Jason Merrill <jason@redhat.com> writes:

| >>>>> "Benjamin" == Benjamin Kosnik <bkoz@redhat.com> writes:
| 
| >> No, but the patch under discussion changes several static data members to
| >> be inherited, so the mangled name is different.  If the default is wrong
| >> for a type, it must be overridden in the (derived) specialization, so the
| >> mangled name depends on whether or not the default is correct.
| 
| > Hmm. Well, numeric_limits only has meaning as a specialization. For the
| > required specializations, no derivation is required. It stands to reason
| > that non-required, user-defined specializations would also not be
| > derivations.
| 
| True.  But if it only has meaning as a specialization, why was the change
| useful in the first place?

On first sight, it was thought (admitely, wrongly) that the
ducplicate-symbol problem was coming from the library side whereas, in
fact, it was a compiler problem.  
A reason why I approved it is that it contributes to reduce the footprint.

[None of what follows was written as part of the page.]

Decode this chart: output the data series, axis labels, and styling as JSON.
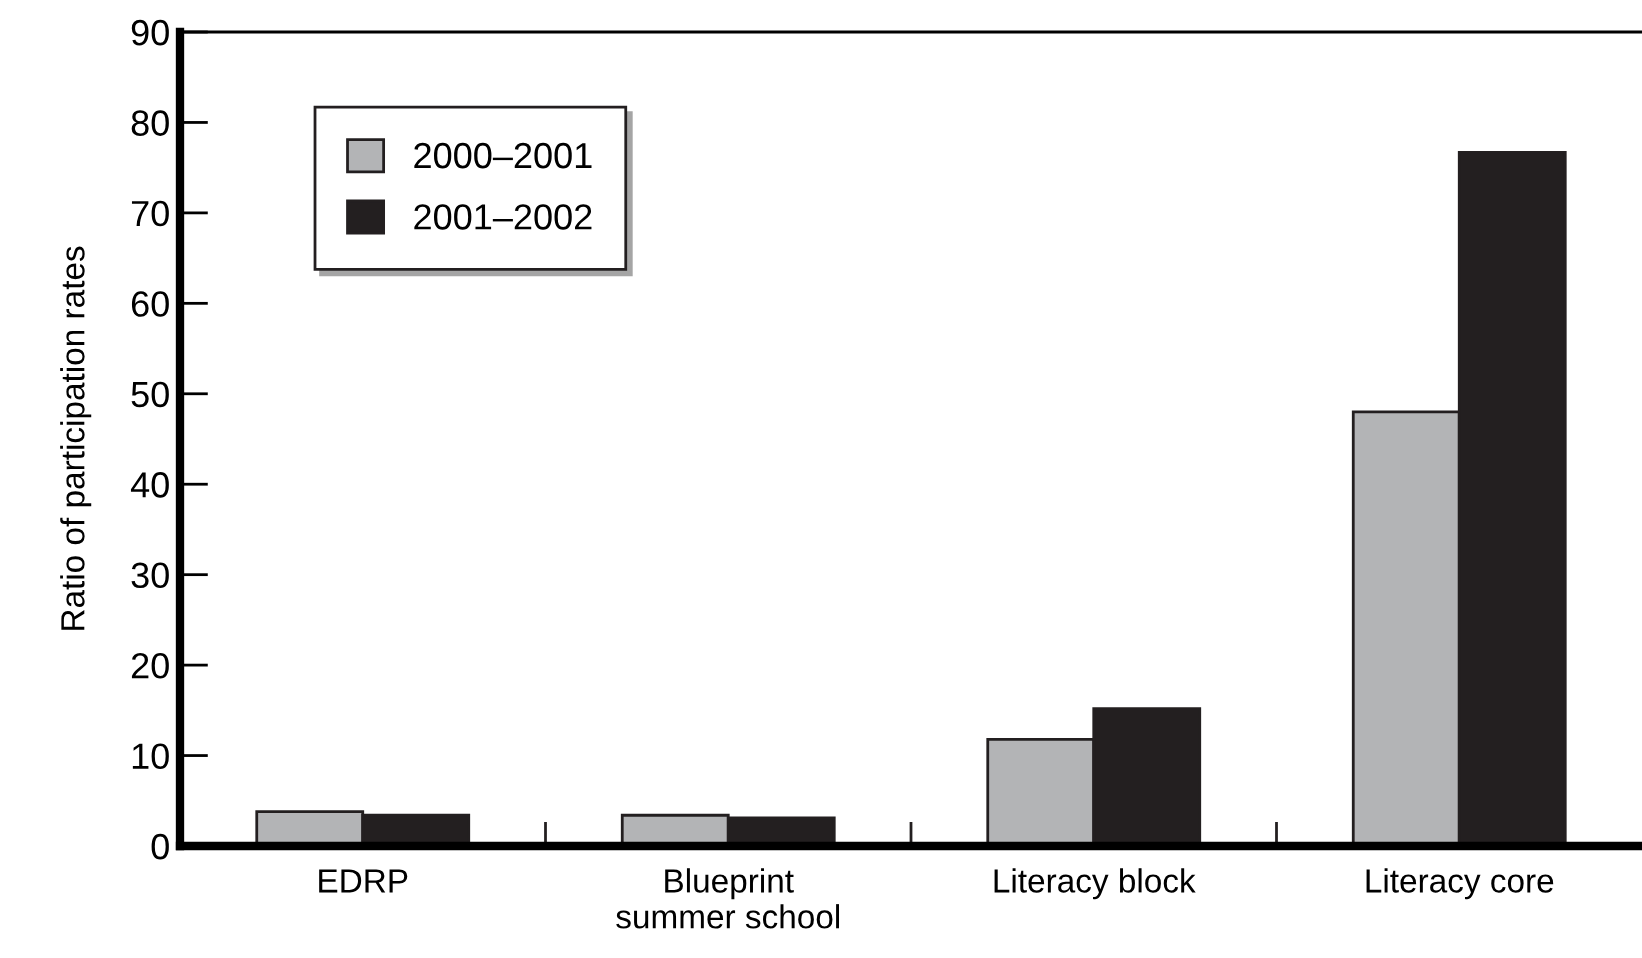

| > The idea that now __numeric_limits_base* is in the exported symbols list 
| > is the bit that personally makes me nervous. I thought this was the part 
| > that you were nervous about.
| 
| I was concerned about changing the mangled name of, say,
| 
|   std::numeric_limits<std::string>::is_integer

How can a conforming program be affected, now that the corresponding
symbol definition is kept in a single place?